Remembering President James Buchanan (1857-1861)

Posted by in Commemoration/Celebration | February 12, 2021

James Buchanan was born during the first term of President George Washington on April 23, 1791 to a well-to-do family of Pennsylvania.  He was the second of eleven children (the oldest son) and was the last president to be born in the 18th Century. 

He entered Dickinson College at the age of 16 and had a few disciplinary issues, but made amends and graduated with honors.  Immediately after college he entered law school and was admitted to the Pennsylvania Bar in 1813.  He served in the War of 1812, but saw no active combat.  Shortly after the war his excellent knowledge of the law and his powerful debating skills allowed him to not only amass a small fortune, but these also made him a great political candidate.  He ran for the office of state representative in the Pennsylvania Legislature and won serving for one 2 year term.    

It was around the end of his term as state legislator that he fell in love with Ann Caroline Coleman to whom he became engaged.  Despite his being wealthy himself, her family was against the marriage thinking that he was only marrying her for the family fortune.  When Miss Coleman heard local gossip that Buchanan was seeing another woman she broke off the engagement and died a few days later from pneumonia.  The family hatred for Buchanan was such that Buchanan was not permitted to attend the funeral.  After the death of Coleman he swore that he would never marry and he never did, becoming the only bachelor president.   

Buchanan found his refuge in politics running for U.S. Congress and winning.  He served ten years in Congress and shorty afterword became a strong supporter of General Andrew Jackson and the newly formed Democratic Party.  Jackson blamed Buchanan for his loss of the presidency in 1824, and blamed Buchanan accusing him of having been involved in some type of corrupt bargain, but Buchanan always continued to support him.  Buchanan helped Jackson win Pennsylvania in the 1828 presidential election and after Jackson’s second win in 1832 Buchanan was appointed U.S. Ambassador to Russia here he was able to negotiate a most difficult trade agreement.  After returning with the trade agreement he was elected Senator from Pennsylvania.   

A prominent issue while he was senator was slavery.  He personally objected to slavery, but believed that the Southern states had the Constitutional right to maintain the institution of slavery. 

He ran for the presidency in 1844, but lost the nomination to James Knox Polk.  He became the Secretary of State for Polk and negotiated the northern boundary between Oregon and British Columbia with Great Britain. 

He tried again for the presidency in 1852.  The debates between him and Stephen A. Douglas (who would later in 1860 run against and lose to Abraham Lincoln) so hurt each candidate that an unknown from New Hampshire, Franklin Pierce, became the nominee and the president.  Pierce appointed Buchanan ambassador to England, which kept him out of the country and allowed him to avoid the bitter debates regarding the issue of slavery from 1852 to 1856.  It was during this time that he also tried and failed to negotiate a deal to purchase Cuba from Spain so that it might be added as a slave state. 

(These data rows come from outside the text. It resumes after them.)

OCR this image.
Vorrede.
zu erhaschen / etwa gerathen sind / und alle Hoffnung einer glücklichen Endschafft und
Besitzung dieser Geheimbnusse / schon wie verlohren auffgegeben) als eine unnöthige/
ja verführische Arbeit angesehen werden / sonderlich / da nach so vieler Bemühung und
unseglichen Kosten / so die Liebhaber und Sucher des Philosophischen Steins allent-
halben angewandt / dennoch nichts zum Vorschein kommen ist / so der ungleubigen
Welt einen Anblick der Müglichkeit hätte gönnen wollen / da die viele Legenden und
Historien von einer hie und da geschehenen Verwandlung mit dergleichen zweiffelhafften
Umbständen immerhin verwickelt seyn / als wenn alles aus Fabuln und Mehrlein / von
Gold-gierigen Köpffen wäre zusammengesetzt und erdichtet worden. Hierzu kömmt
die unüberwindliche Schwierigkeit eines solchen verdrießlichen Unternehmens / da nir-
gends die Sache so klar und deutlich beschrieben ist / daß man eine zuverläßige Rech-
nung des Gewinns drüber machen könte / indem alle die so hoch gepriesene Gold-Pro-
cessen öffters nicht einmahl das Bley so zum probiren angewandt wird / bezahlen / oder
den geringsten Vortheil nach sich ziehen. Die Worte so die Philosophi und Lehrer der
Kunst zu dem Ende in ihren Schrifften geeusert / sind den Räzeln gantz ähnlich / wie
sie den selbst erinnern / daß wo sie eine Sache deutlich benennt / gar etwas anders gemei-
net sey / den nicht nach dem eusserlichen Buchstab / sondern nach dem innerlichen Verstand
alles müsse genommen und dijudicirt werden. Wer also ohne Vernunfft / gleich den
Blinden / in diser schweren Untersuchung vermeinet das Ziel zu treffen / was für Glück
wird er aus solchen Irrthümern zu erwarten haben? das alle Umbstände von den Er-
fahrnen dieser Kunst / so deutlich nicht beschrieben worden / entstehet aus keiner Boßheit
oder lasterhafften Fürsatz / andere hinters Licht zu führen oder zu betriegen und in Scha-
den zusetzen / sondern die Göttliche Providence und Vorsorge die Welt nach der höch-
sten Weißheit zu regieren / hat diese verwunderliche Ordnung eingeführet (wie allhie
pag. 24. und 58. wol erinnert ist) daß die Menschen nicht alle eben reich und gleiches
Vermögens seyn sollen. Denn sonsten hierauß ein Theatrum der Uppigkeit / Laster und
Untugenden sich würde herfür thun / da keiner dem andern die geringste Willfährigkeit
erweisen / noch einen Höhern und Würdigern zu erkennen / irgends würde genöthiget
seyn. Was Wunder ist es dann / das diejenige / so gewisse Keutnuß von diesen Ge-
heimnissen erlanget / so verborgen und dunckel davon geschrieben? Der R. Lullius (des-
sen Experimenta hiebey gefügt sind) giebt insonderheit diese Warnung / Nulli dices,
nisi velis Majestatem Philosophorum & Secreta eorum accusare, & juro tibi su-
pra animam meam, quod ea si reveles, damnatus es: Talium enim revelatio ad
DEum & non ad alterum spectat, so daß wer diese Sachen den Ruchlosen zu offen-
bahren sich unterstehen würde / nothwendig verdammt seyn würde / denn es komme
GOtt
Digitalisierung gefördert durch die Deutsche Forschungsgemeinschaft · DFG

Upon his return home he was nominated as the candidate for the Democratic Party because his position was  generally unknown regarding slavery (having been in England for four years) and he won the election of 1856 with running mate John C. Breckinridge, who would later become the first vice-president of the Confederacy.  Buchanan tried to maintain the Union by filling his cabinet with those pro-slavery and those anti-slavery. He also believed that reasonable heads would prevail and the Union would be maintained through the acceptance of Constitutional Law by all as interpreted in the Supreme Court.   However, the famous Dred Scott Decision supporting slavery was rendered two days after his inauguration and the division in the country worsened.

When he pushed for the admission of Kansas into the Union as a slave state, he angered the Republicans and even alienated many in his own party.  This helped to split the Democratic Party and lead to the Republican Abraham Lincoln winning the presidency in 1860.  After the Lincoln election, Southern States began to secede from the Union, but Buchanan did nothing to stop or discourage them.  And when he sent a ship with reinforcements to Fort Sumter, it was fired on by the Confederacy and the ship returned home.  

He was reported to have told Abraham Lincoln at Lincoln’s inauguration that he was the happiest man in world leaving the presidency. 

Thus, despite Mr. Buchanan’s overwhelming desire to become president, his repeated attempts to become president, and the promising potential evidenced by his prior service and his apparent skills, we see that not all presidencies have been successes.  Many historians consider James Buchanan’s presidency to be among the least successful.

After leaving office, Buchanan retired to Pennsylvania where he died seven years later from pneumonia, a few months after War hero General Ulysses S. Grant became president.